Fix: Implement per-sprint token budgets with automated alerts at 70% and 90% thresholds. Route low-complexity tasks to lightweight models and reserve frontier capacity for architectural decisions. Publish cost dashboards to align engineering and finance.
Production Bundle
Action Checklist
Decision Matrix
| Scenario | Recommended Approach | Why | Cost Impact |
|---|
| Routine refactoring, formatting, or symbol renaming | Lightweight model + Composer 2 fallback | High accuracy on syntactic tasks; minimal reasoning required | ↓ 85% vs frontier |
| Complex architecture design or system migration | Frontier generalist (Claude Opus / GPT-4o) | Requires multi-artifact synthesis and trade-off analysis | ↑ 3x per task, but reduces rework |
| CI/CD pipeline automation or test generation | Composer 2 + MCP tool registry | Specialized training on terminal execution and test frameworks | ↓ 70% vs generalist |
| Multi-repository sync or cross-service debugging | Harness SDK with branch isolation + checkpointing | Prevents context drift; enables parallel session management | Neutral (infrastructure cost) |
| Emergency hotfix with strict SLA | Frontier model + dry-run validation + manual approval | Prioritizes speed and accuracy over cost; safety gates prevent regression | ↑ 4x, but mitigates downtime cost |
Configuration Template
// agent.config.ts
import { AgentFactory, TaskRouter, SessionManager, McpToolRegistry } from './core';
export const defaultConfig = {
sandbox: {
ephemeral: true,
mountRepo: true,
networkIsolation: true,
credentialScoping: 'readonly',
maxExecutionTime: 300 // seconds
},
context: {
indexingStrategy: 'hybrid',
maxTokens: 128000,
pruningThreshold: 0.75,
includeGitDiffs: true
},
routing: {
lightweight: 'gpt-4o-mini',
specialized: 'composer-2',
frontier: 'claude-opus-4',
fallback: 'composer-2'
},
hooks: {
preExecution: 'validate-command',
postCommit: 'run-tests',
onDisconnect: 'auto-checkpoint'
}
};
export const tools = new McpToolRegistry();
tools.register({
name: 'git-branch',
handler: async (params) => { /* implementation */ }
});
tools.register({
name: 'ci-trigger',
handler: async (params) => { /* implementation */ }
});
export const agentOrchestrator = {
create: (task: string) => TaskRouter.execute(task, ''),
resume: (sessionId: string) => SessionManager.restore(sessionId),
save: (sessionId: string, meta: any) => SessionManager.saveCheckpoint(sessionId, meta)
};
Quick Start Guide
- Install SDK & Dependencies: Run
npm install @cursor/sdk @cursor/sdk/mcp and initialize your project with TypeScript strict mode enabled.
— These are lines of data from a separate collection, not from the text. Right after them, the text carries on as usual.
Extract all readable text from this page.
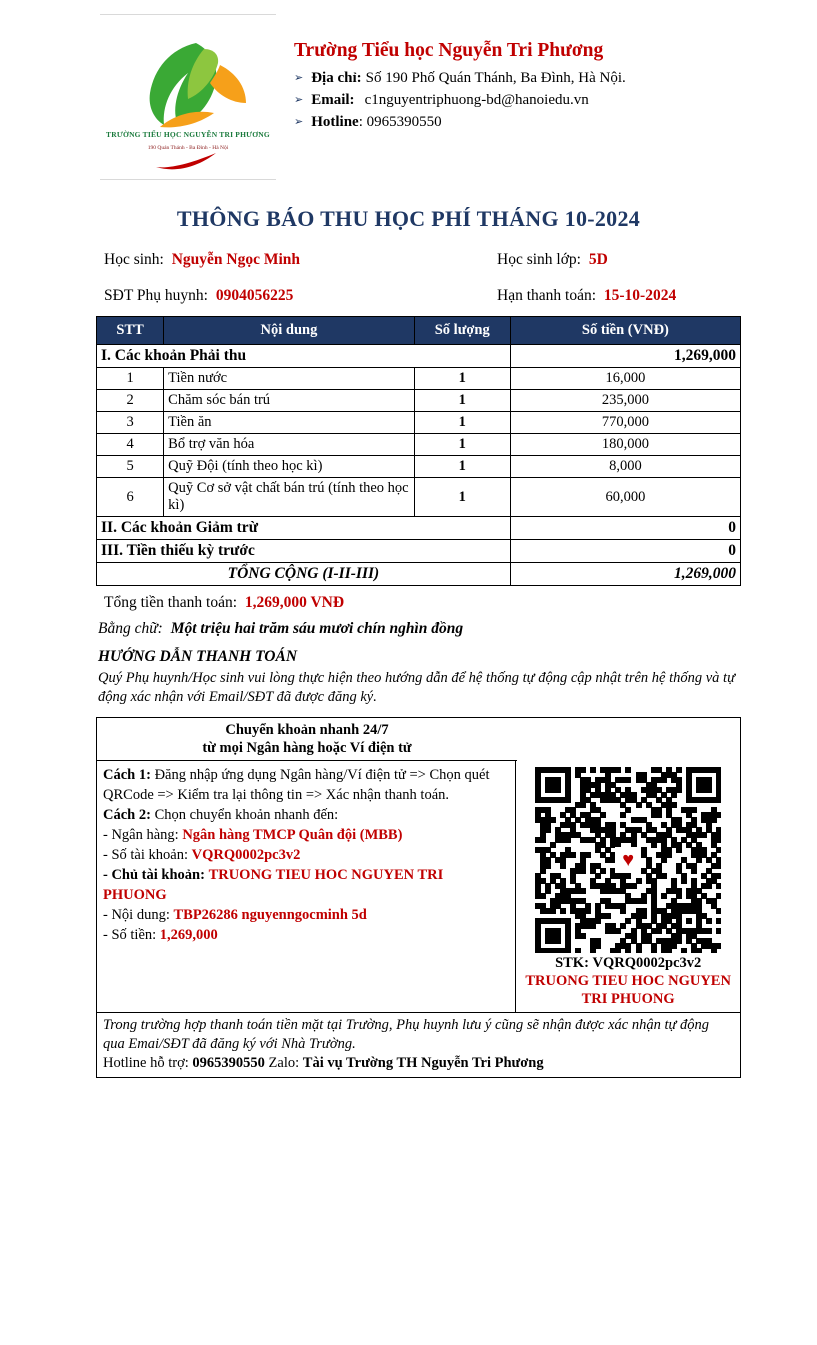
TRƯỜNG TIỂU HỌC NGUYỄN TRI PHƯƠNG
190 Quán Thánh - Ba Đình - Hà Nội
Trường Tiểu học Nguyễn Tri Phương
➢ Địa chỉ: Số 190 Phố Quán Thánh, Ba Đình, Hà Nội.
➢ Email: c1nguyentriphuong-bd@hanoiedu.vn
➢ Hotline : 0965390550
THÔNG BÁO THU HỌC PHÍ THÁNG 10-2024
Học sinh: Nguyễn Ngọc Minh
SĐT Phụ huynh: 0904056225
Học sinh lớp: 5D
Hạn thanh toán: 15-10-2024
STT	Nội dung	Số lượng	Số tiền (VNĐ)
I. Các khoản Phải thu			1,269,000
1	Tiền nước	1	16,000
2	Chăm sóc bán trú	1	235,000
3	Tiền ăn	1	770,000
4	Bổ trợ văn hóa	1	180,000
5	Quỹ Đội (tính theo học kì)	1	8,000
6	Quỹ Cơ sở vật chất bán trú (tính theo học kì)	1	60,000
II. Các khoản Giảm trừ			0
III. Tiền thiếu kỳ trước			0
TỔNG CỘNG (I-II-III)			1,269,000
Tổng tiền thanh toán: 1,269,000 VNĐ
Bằng chữ: Một triệu hai trăm sáu mươi chín nghìn đồng
HƯỚNG DẪN THANH TOÁN
Quý Phụ huynh/Học sinh vui lòng thực hiện theo hướng dẫn để hệ thống tự động cập nhật trên hệ thống và tự động xác nhận với Email/SĐT đã được đăng ký.
Chuyển khoản nhanh 24/7
từ mọi Ngân hàng hoặc Ví điện tử

Cách 1: Đăng nhập ứng dụng Ngân hàng/Ví điện tử => Chọn quét QRCode => Kiểm tra lại thông tin => Xác nhận thanh toán.

Cách 2: Chọn chuyển khoản nhanh đến:

- Ngân hàng: Ngân hàng TMCP Quân đội (MBB)

- Số tài khoản: VQRQ0002pc3v2

- Chủ tài khoản: TRUONG TIEU HOC NGUYEN TRI PHUONG

- Nội dung: TBP26286 nguyenngocminh 5d

- Số tiền: 1,269,000

♥
STK: VQRQ0002pc3v2
TRUONG TIEU HOC NGUYEN TRI PHUONG
Trong trường hợp thanh toán tiền mặt tại Trường, Phụ huynh lưu ý cũng sẽ nhận được xác nhận tự động qua Emai/SĐT đã đăng ký với Nhà Trường.
Hotline hỗ trợ: 0965390550 Zalo: Tài vụ Trường TH Nguyễn Tri Phương
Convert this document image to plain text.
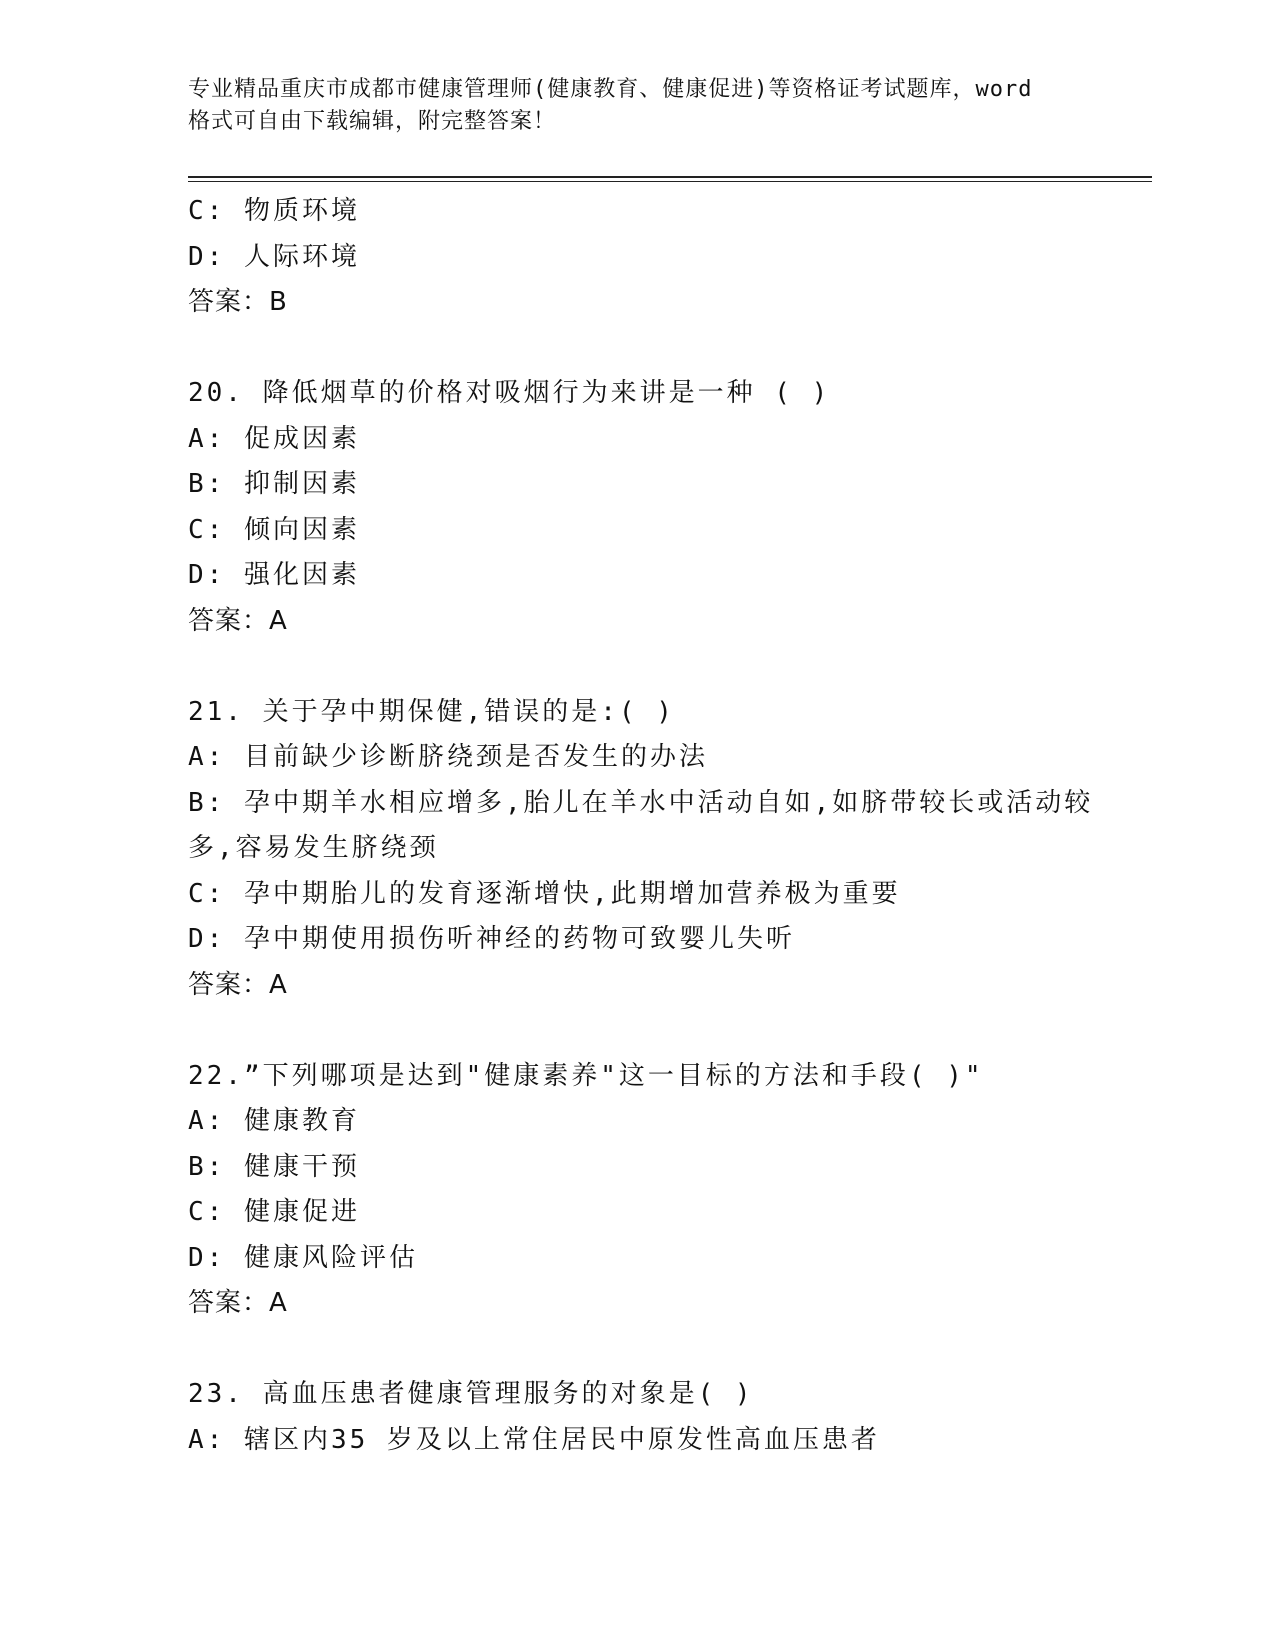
专业精品重庆市成都市健康管理师(健康教育、健康促进)等资格证考试题库，word
格式可自由下载编辑，附完整答案！
C: 物质环境
D: 人际环境
答案：B
20. 降低烟草的价格对吸烟行为来讲是一种 ( )
A: 促成因素
B: 抑制因素
C: 倾向因素
D: 强化因素
答案：A
21. 关于孕中期保健,错误的是:( )
A: 目前缺少诊断脐绕颈是否发生的办法
B: 孕中期羊水相应增多,胎儿在羊水中活动自如,如脐带较长或活动较
多,容易发生脐绕颈
C: 孕中期胎儿的发育逐渐增快,此期增加营养极为重要
D: 孕中期使用损伤听神经的药物可致婴儿失听
答案：A
22.”下列哪项是达到"健康素养"这一目标的方法和手段( )"
A: 健康教育
B: 健康干预
C: 健康促进
D: 健康风险评估
答案：A
23. 高血压患者健康管理服务的对象是( )
A: 辖区内35 岁及以上常住居民中原发性高血压患者
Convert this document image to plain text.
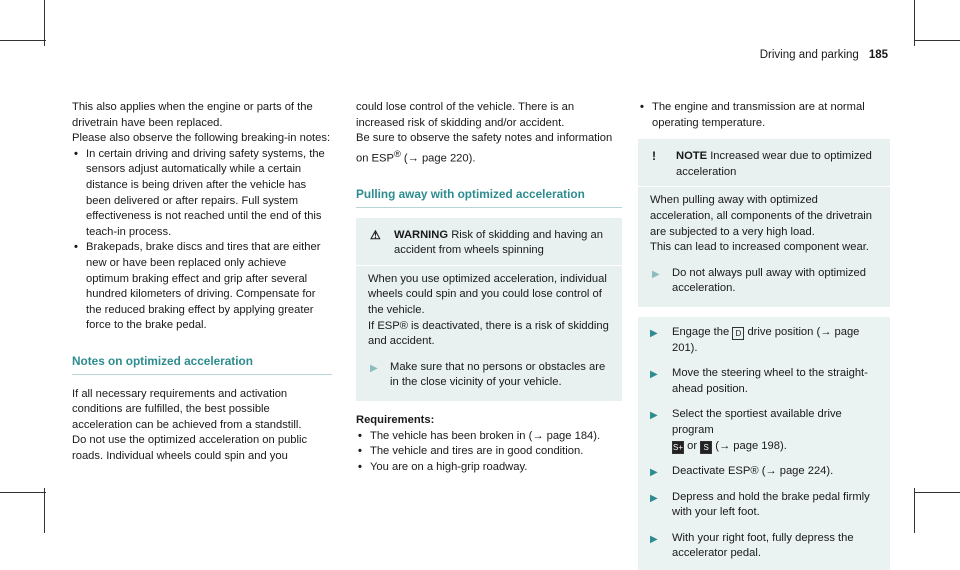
Driving and parking 185

This also applies when the engine or parts of the drivetrain have been replaced.

Please also observe the following breaking-in notes:

• In certain driving and driving safety systems, the sensors adjust automatically while a certain distance is being driven after the vehicle has been delivered or after repairs. Full system effectiveness is not reached until the end of this teach-in process.
• Brakepads, brake discs and tires that are either new or have been replaced only achieve optimum braking effect and grip after several hundred kilometers of driving. Compensate for the reduced braking effect by applying greater force to the brake pedal.
Notes on optimized acceleration

If all necessary requirements and activation conditions are fulfilled, the best possible acceleration can be achieved from a standstill.

Do not use the optimized acceleration on public roads. Individual wheels could spin and you

could lose control of the vehicle. There is an increased risk of skidding and/or accident.

Be sure to observe the safety notes and information on ESP® (→ page 220).

Pulling away with optimized acceleration
⚠	WARNING Risk of skidding and having an accident from wheels spinning

When you use optimized acceleration, individual wheels could spin and you could lose control of the vehicle.

If ESP® is deactivated, there is a risk of skidding and accident.

▶ Make sure that no persons or obstacles are in the close vicinity of your vehicle.

Requirements:

• The vehicle has been broken in (→ page 184).
• The vehicle and tires are in good condition.
• You are on a high-grip roadway.
• The engine and transmission are at normal operating temperature.
!	NOTE Increased wear due to optimized acceleration

When pulling away with optimized acceleration, all components of the drivetrain are subjected to a very high load.

This can lead to increased component wear.

▶ Do not always pull away with optimized acceleration.
▶ Engage the D drive position (→ page 201).
▶ Move the steering wheel to the straight-ahead position.
▶ Select the sportiest available drive program
S+ or S (→ page 198).
▶ Deactivate ESP® (→ page 224).
▶ Depress and hold the brake pedal firmly with your left foot.
▶ With your right foot, fully depress the accelerator pedal.
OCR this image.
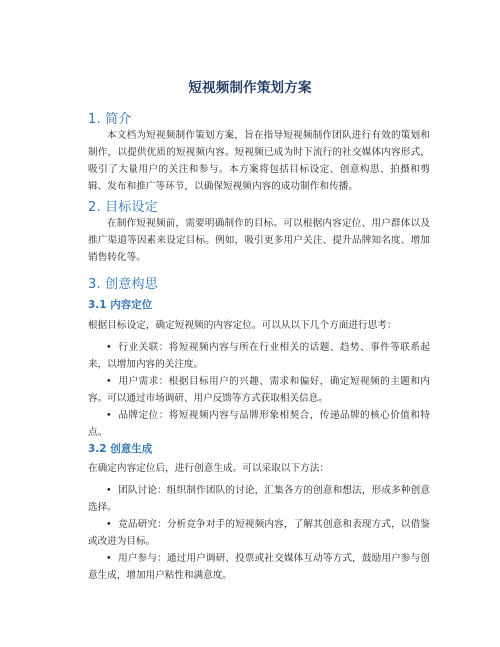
短视频制作策划方案
1. 简介
本文档为短视频制作策划方案，旨在指导短视频制作团队进行有效的策划和制作，以提供优质的短视频内容。短视频已成为时下流行的社交媒体内容形式，吸引了大量用户的关注和参与。本方案将包括目标设定、创意构思、拍摄和剪辑、发布和推广等环节，以确保短视频内容的成功制作和传播。
2. 目标设定
在制作短视频前，需要明确制作的目标。可以根据内容定位、用户群体以及推广渠道等因素来设定目标。例如，吸引更多用户关注、提升品牌知名度、增加销售转化等。
3. 创意构思
3.1 内容定位
根据目标设定，确定短视频的内容定位。可以从以下几个方面进行思考：
• 行业关联：将短视频内容与所在行业相关的话题、趋势、事件等联系起来，以增加内容的关注度。
• 用户需求：根据目标用户的兴趣、需求和偏好，确定短视频的主题和内容。可以通过市场调研、用户反馈等方式获取相关信息。
• 品牌定位：将短视频内容与品牌形象相契合，传递品牌的核心价值和特点。
3.2 创意生成
在确定内容定位后，进行创意生成。可以采取以下方法：
• 团队讨论：组织制作团队的讨论，汇集各方的创意和想法，形成多种创意选择。
• 竞品研究：分析竞争对手的短视频内容，了解其创意和表现方式，以借鉴或改进为目标。
• 用户参与：通过用户调研、投票或社交媒体互动等方式，鼓励用户参与创意生成，增加用户粘性和满意度。
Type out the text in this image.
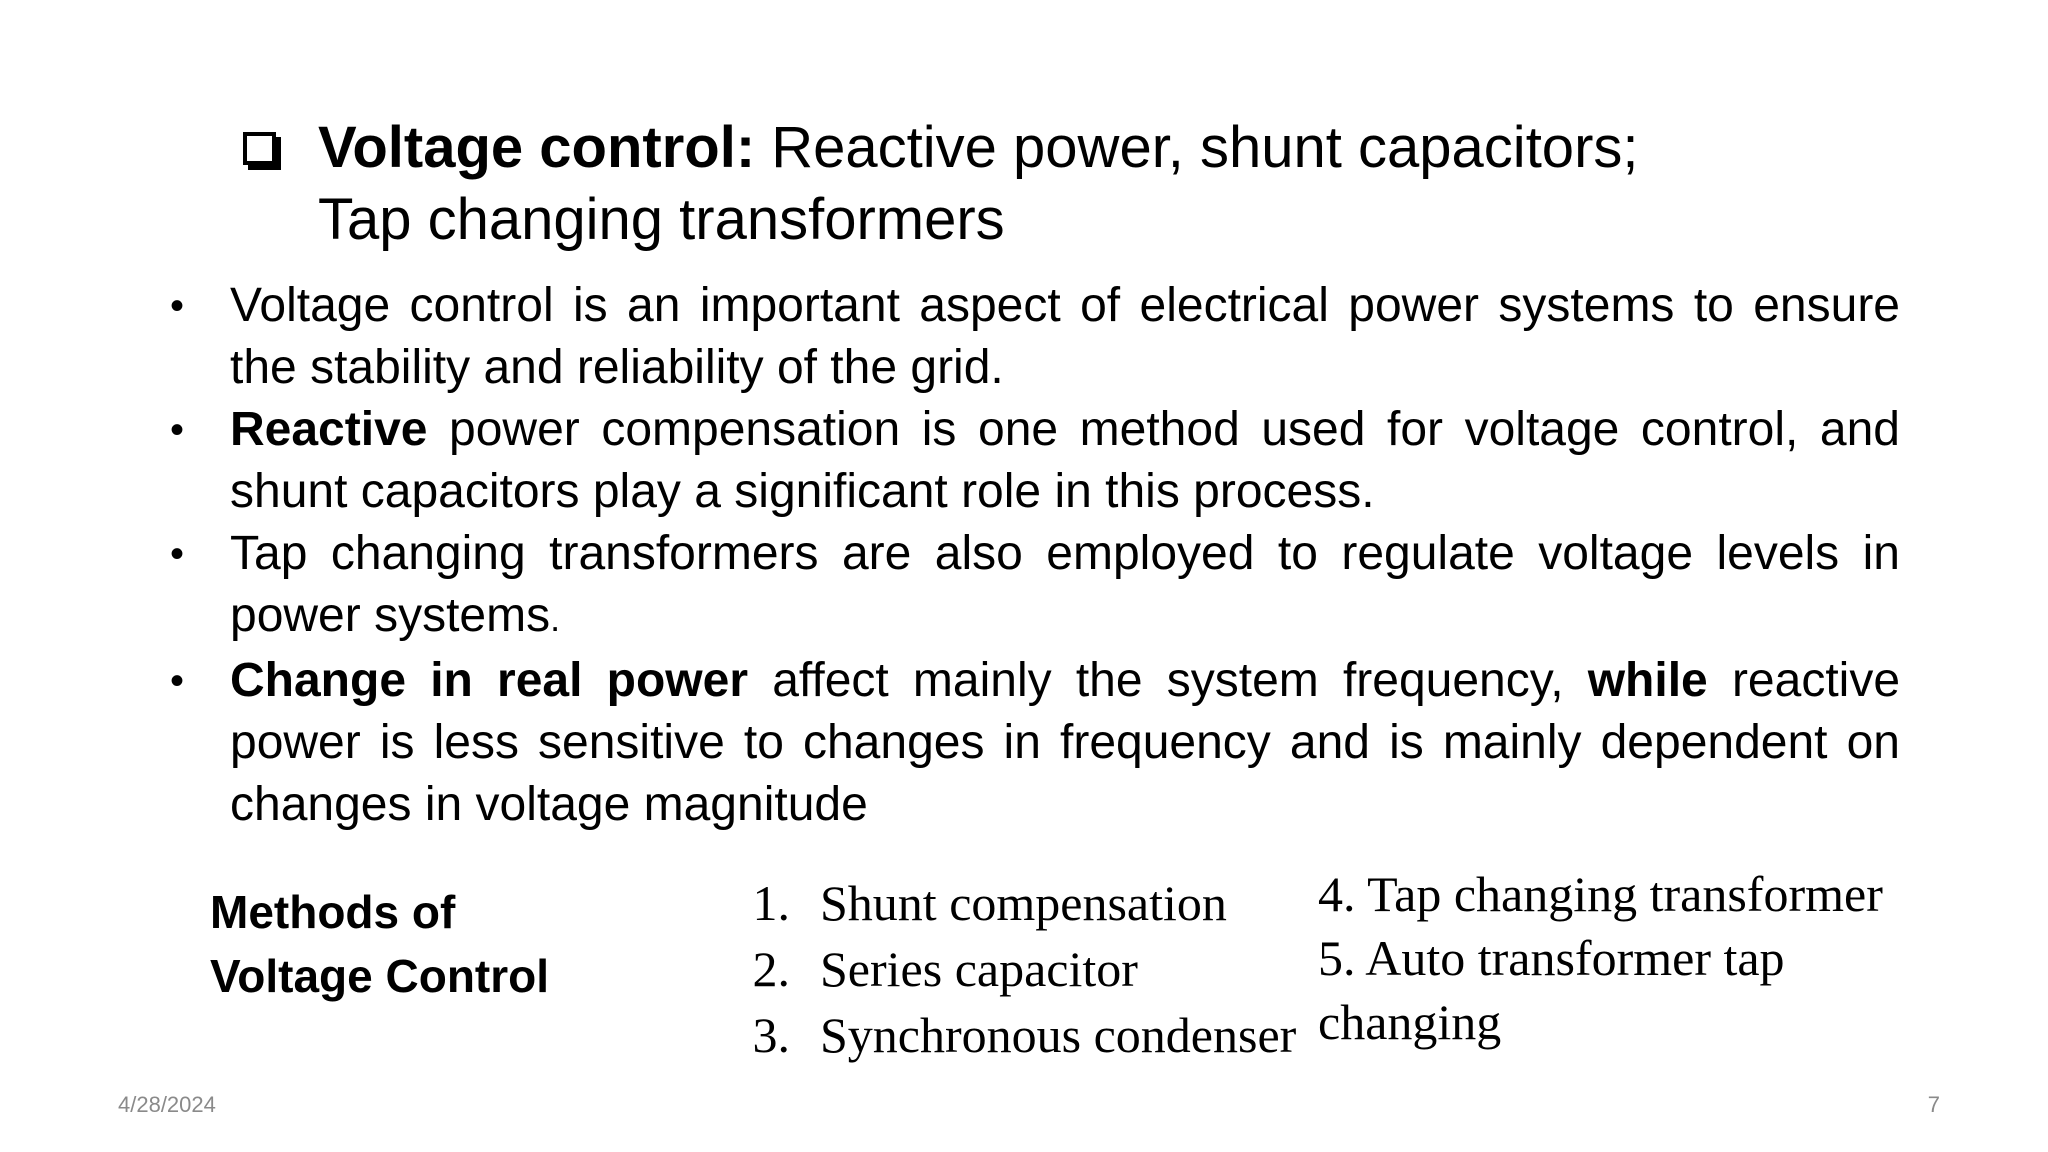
Voltage control: Reactive power, shunt capacitors;
Tap changing transformers
• Voltage control is an important aspect of electrical power systems to ensure the stability and reliability of the grid.
• Reactive power compensation is one method used for voltage control, and shunt capacitors play a significant role in this process.
• Tap changing transformers are also employed to regulate voltage levels in power systems.
• Change in real power affect mainly the system frequency, while reactive power is less sensitive to changes in frequency and is mainly dependent on changes in voltage magnitude
Methods of
Voltage Control
1. Shunt compensation
2. Series capacitor
3. Synchronous condenser
4. Tap changing transformer
5. Auto transformer tap
changing
4/28/2024	7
- Configure Sandbox & Context: Copy the
defaultConfig template into your project root. Adjust maxTokens and pruningThreshold based on your repository size.
- Register Tools: Define your MCP tools in a dedicated registry file. Implement dry-run validation and credential scoping before production use.
- Initialize & Test: Call
agentOrchestrator.create('Refactor UserService to use repository pattern') in a test script. Verify sandbox isolation, context retrieval, and model routing before scaling to team workflows.